Offensive security assessment of a REST API for a location proof system

By José Ferrão / 16-09-2021 / In categories Results

publication, result

Translations: PT

Paper in a peer-reviewed national conference

Offensive security assessment of a REST API for a location proof system


Vulnerability Assessment, Penetration Testing, Offensive Security, Location Proof Systems, REST API Security

Authors

José Ferrão, Samih Eisa, and Miguel L. Pardal

Conference

INForum. Lisbon, Portugal. 2021

Resources

PDF BibTeX

Abstract

Despite the best efforts of designers, a system cannot be said to be truly secure and robust until it has experienced - and thwarted - attacks from skilled and motivated attackers.
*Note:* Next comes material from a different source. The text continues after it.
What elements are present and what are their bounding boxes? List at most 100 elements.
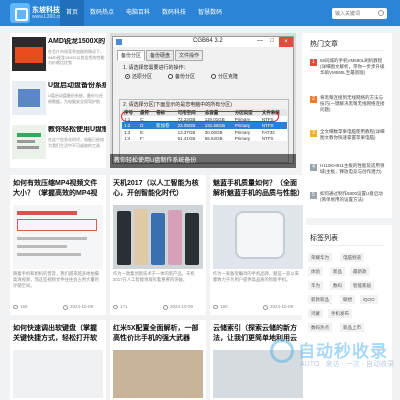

With that in mind, we performed an offensive security assessment of CROSS, a smart tourism application that uses location proofs. The server is exposed on the public Internet and offers a REST-based API. We performed a vulnerability assessment and penetration testing on the server, using generic attack tools, and from different vantage points in the network, always in the attacker perspective. We present the tools and techniques used to attack the REST API, a detailed presentation of the findings, and the procedures for hardening the server. The security assessment used five different tools and we were able to find a previously unknown vulnerability that allowed unauthorized writes to the database of the target system.